4. Frontera responds by saying this suit needs to be in arbitration because it's really about the employment contract.
5. Court disagrees, let's suit continue, Frontera appeals.
6. Meantime, ZM, who otherwise arguably would not be within the jurisdiction of any US court, made an apparent blunder by availing himself of the Texas courts in his derivative suit and thus subjected himself to its jurisdiction, and the company took advantage by bringing this action to enjoin him from his conduct in violation of the non-competition clause of the employment agreement. So the current hearing is really not even about derivative suit, but about the employment contract.
7. If the judge decides in favor of Frontera, it stops ZM from taking any actions in connection with Frontera, Frontera's (former) assets, causing them to be transferred to Green, etc. ZM's counter argument is that Frontera doesn't own these assets, they've been in control of FTI since 2019 or certainly April 2020 when the arbitration panel denied the validity of the FRUS transfer. So they have no interests in the country of Georgia to enjoin him from competing against. If the judge decides in favor of ZM, then he is free and clear to continue whatever he's doing (subject to any appeal).
8. Once this injunction is decided, we go back to the derivative suit and SN's defense against it, the appeal to compel this suit to be moved to arbitration under the employment contract (which I think will lose), and the actual arbitration of the employment contract, which will disappear out of the public eye.
9. Our window into what's going on opened wide by a happy confluence of circumstances and legal maneuverings, such that all this dramatic testimony and documents being filed are coming fast and furious, rather than dragging out for months or being hidden in arbitration.
10. The most conservative view, and the one I think the judge may take, is to enjoin ZM, and then everything gets sorted out in a full trial on the merits on the emplymnt contr
Good point on family. Not proven yet except by sworn testimony, which ZM may deny under oath. On Green, we didn't know, but perhaps Cairn found out? Just speculating. But the non disclosure of the interest was likely enough. Someone posted on here that a Cairn person told them FRR were always a difficult client.
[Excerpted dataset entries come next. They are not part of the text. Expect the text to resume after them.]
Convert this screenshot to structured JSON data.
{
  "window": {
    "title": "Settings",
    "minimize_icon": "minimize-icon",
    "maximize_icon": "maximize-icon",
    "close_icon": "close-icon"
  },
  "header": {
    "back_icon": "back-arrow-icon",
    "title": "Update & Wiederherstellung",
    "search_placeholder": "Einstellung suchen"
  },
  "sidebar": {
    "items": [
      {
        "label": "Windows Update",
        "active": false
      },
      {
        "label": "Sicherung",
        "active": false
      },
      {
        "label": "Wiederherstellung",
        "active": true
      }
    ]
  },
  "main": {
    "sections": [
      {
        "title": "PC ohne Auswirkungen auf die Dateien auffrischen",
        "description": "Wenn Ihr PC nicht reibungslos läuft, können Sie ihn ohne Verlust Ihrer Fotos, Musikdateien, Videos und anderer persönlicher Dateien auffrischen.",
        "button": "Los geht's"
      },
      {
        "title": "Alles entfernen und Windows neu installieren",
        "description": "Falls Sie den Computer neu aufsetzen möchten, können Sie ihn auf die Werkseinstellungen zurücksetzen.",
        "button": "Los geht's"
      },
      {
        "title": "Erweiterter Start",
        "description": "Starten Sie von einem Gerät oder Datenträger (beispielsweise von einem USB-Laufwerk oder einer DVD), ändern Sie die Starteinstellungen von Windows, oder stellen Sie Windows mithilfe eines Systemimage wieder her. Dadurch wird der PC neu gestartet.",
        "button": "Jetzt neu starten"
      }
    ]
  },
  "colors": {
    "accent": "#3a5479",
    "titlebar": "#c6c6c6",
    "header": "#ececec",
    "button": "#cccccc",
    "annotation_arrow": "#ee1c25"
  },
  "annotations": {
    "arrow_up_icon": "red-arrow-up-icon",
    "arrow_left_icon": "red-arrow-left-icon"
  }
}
Maybe it was Dulwichman.
We now thanks to these proceedings have become aware of at least two additional matters (the first being the requirement to pay cash interest to Hope) that were not disclosed in accordance with AIM rules:
1. The entry into the original Green agreement in April 2018. While an oil sale contract is arguably ordinary course, in this case it was the single source of continuing financing for the company and therefore highly material. It was also a related party transaction involving ZM family and would have been required to be approved by the Nomad and that fact disclosed. Perhaps that's why it was kept hidden, and was one of the reasons for Cairn's resignation, or perhaps ZM kept it to himself. Maybe we will get more insight on cross examination of ZM today.
2. In October 2018 when the entire assets of the company were mortgaged for an additional $5mm (in reality, $800K), and again to Green, a related party, that was also even more material and required approval by the Nomad and disclosure. Kept hidden by the BOD, or by ZM? SN denies he knew about 2, we don't know about 1 because the feed was cut off.
Seems like the BOD, and certainly ZM, would have some legal jeopardy due to failures to disclose (fraud) and violation of AIM rules. Private investors may have a case in the UK, although enforcing any judgment would be challenging.
Perhaps as some have speculated, RR is ZZ. Come to think of it, we've never seen them together at the same time.
FRR were still listed then. This should have been RNS'd immediately. Mortgaged all the assets of the company for "up to" an additional $5 million. $5 million was already able to be advanced unsecured. Green claimed $5.8 million was owed in the liquidation. So they in effect got what's left of Block 12 for $800,000. And SN disputes they ever paid anything.
Looed it's the Green sale contract with addendum 1 and 2. It's been filed before but filed again within the last day or two. Mole wanted date of addendum #2.